Workaround for sanitizing JSON coming from MySQL Shell #132

Merged
merged 1 commit into from
Jun 26, 2018

Conversation

gianlucaborello
Copy link

@gianlucaborello gianlucaborello commented Jun 12, 2018

Hi

I am testing the operator ability to effectively recover a cluster in case of different types of failures, and I found a corner case that doesn't seem to be handled.

To replicate:

  • Start a simple cluster with single primary, 3 replicas total
  • Kill 2 of the 3 replicas without deleting the underlying data for the pods.

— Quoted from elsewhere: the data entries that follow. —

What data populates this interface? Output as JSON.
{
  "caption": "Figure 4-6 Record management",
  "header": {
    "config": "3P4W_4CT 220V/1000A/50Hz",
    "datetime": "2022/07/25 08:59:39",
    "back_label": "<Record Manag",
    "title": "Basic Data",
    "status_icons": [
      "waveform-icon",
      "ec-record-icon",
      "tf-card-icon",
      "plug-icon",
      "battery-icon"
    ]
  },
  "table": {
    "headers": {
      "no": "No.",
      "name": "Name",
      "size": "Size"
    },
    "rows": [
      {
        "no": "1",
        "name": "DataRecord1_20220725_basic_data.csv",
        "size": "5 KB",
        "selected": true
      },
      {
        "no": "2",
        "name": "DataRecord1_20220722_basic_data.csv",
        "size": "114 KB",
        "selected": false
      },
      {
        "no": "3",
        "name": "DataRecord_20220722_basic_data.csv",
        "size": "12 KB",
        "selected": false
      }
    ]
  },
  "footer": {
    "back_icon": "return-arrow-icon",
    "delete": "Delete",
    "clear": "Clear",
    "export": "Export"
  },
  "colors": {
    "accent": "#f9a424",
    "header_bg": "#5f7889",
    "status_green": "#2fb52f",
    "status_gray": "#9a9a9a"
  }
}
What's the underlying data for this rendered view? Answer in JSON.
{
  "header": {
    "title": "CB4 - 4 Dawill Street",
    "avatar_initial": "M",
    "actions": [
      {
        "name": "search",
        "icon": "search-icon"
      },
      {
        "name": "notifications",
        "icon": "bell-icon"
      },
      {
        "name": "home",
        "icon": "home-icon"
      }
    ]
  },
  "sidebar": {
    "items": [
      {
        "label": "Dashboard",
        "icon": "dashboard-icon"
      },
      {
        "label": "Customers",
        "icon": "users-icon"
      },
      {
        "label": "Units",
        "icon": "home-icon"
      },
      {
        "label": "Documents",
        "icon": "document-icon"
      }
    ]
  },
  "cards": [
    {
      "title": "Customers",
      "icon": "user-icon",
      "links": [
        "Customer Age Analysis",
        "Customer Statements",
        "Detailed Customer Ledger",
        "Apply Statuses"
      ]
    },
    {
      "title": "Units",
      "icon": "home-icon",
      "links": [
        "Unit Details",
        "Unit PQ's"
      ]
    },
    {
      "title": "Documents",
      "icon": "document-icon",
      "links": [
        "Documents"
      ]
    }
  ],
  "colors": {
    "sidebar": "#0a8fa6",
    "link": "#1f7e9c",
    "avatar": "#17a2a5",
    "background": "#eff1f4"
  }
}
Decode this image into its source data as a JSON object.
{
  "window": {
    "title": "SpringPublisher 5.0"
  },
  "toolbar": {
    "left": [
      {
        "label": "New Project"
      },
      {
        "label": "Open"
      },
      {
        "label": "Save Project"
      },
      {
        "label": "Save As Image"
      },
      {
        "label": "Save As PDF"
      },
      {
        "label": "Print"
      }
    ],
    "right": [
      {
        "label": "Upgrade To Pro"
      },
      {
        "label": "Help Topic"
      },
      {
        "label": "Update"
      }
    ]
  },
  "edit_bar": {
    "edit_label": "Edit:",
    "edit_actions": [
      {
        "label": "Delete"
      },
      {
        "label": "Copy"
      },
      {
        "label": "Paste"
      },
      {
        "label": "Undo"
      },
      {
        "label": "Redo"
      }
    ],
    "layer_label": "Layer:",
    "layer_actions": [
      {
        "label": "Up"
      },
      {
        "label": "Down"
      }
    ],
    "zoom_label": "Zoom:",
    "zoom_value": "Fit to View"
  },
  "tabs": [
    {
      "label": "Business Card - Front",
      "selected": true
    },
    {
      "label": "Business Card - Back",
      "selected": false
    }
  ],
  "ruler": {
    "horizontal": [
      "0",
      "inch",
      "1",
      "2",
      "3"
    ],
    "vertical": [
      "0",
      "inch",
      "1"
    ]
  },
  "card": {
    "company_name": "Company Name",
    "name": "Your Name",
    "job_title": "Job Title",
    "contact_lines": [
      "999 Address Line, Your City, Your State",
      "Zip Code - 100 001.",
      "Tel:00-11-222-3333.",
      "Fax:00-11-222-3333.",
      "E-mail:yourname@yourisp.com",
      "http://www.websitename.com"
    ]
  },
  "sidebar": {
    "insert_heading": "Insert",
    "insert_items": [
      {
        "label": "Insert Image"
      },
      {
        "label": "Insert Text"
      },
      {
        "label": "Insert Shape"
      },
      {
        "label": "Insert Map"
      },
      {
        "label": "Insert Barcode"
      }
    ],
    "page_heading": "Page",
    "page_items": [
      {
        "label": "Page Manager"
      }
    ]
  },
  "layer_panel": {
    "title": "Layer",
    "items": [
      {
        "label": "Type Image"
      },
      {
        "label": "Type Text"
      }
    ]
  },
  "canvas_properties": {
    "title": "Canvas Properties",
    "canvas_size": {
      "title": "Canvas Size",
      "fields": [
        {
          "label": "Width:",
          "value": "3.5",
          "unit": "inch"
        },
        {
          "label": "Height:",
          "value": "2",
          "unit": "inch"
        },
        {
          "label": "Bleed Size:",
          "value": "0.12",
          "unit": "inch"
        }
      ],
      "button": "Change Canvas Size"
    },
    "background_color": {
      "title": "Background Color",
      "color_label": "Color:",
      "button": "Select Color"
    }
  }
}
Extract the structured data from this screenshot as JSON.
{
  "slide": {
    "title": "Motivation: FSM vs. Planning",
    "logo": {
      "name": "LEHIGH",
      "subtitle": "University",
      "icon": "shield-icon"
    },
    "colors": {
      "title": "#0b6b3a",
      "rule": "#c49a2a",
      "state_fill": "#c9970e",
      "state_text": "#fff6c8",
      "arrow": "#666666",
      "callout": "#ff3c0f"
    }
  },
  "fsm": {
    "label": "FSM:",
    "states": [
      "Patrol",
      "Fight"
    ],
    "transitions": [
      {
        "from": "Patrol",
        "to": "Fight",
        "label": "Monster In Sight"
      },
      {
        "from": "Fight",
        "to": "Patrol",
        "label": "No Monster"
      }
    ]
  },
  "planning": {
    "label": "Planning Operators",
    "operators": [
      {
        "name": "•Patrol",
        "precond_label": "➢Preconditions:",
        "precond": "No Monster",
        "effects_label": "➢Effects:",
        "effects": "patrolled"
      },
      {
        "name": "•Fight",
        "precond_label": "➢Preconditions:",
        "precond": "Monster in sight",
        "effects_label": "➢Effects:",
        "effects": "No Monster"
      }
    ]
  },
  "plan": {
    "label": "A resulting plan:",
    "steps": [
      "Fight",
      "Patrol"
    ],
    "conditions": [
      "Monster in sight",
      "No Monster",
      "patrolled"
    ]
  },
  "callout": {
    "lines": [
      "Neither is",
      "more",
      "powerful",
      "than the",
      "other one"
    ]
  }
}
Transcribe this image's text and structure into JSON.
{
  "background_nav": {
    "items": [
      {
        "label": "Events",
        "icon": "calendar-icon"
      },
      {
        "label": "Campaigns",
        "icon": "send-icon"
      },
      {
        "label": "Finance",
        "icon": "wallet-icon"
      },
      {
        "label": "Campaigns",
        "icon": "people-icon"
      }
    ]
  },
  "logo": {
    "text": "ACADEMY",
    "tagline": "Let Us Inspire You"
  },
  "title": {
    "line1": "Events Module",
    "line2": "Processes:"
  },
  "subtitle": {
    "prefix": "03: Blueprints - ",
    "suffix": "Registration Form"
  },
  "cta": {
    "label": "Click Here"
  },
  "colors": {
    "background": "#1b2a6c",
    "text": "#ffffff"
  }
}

This can be achieved in several ways, in my test I started by using emptydir volumes, so I simply killed the two mysql instances with kill -9 to preserve the data
  • The previous step causes the cluster to lose quorum, and the situation never recovers, even if the other 2 mysql instances come up nearly immediately

The first error I get in the log is:

E0611 20:27:07.737705       1 cluster_manager.go:114] Failed to get the cluster status: invalid character '\'' in string escape code
decoding cluster status output: "{\"clusterName\": \"MySQLCluster\", \"defaultReplicaSet\": {\"name\": \"default\", \"primary\": \"mysql-0.mysql:3306\", \"ssl\": \"REQUIRED\", \"status\": \"NO_QUORUM\", \"statusText\": \"Cluster has no quorum as visible from \\'mysql-1.mysql:3306\\' and cannot process write transactions. 2 members are not active\", \"topology\": {\"mysql-0.mysql:3306\": {\"address\": \"mysql-0.mysql:3306\", \"mode\": \"R/W\", \"readReplicas\": {}, \"role\": \"HA\", \"status\": \"UNREACHABLE\"}, \"mysql-1.mysql:3306\": {\"address\": \"mysql-1.mysql:3306\", \"mode\": \"R/O\", \"readReplicas\": {}, \"role\": \"HA\", \"status\": \"ONLINE\"}, \"mysql-2.mysql:3306\": {\"address\": \"mysql-2.mysql:3306\", \"mode\": \"R/O\", \"readReplicas\": {}, \"role\": \"HA\", \"status\": \"UNREACHABLE\"}}}, \"groupInformationSourceMember\": \"mysql://root@mysql-1.mysql:3306\"}\n"

It seems like MySQL shell is generating non-valid JSON since it escapes the single quotes in Cluster has no quorum as visible from '127.0.0.1:3306', which is not an escapable character in JSON (https://www.json.org/, right table).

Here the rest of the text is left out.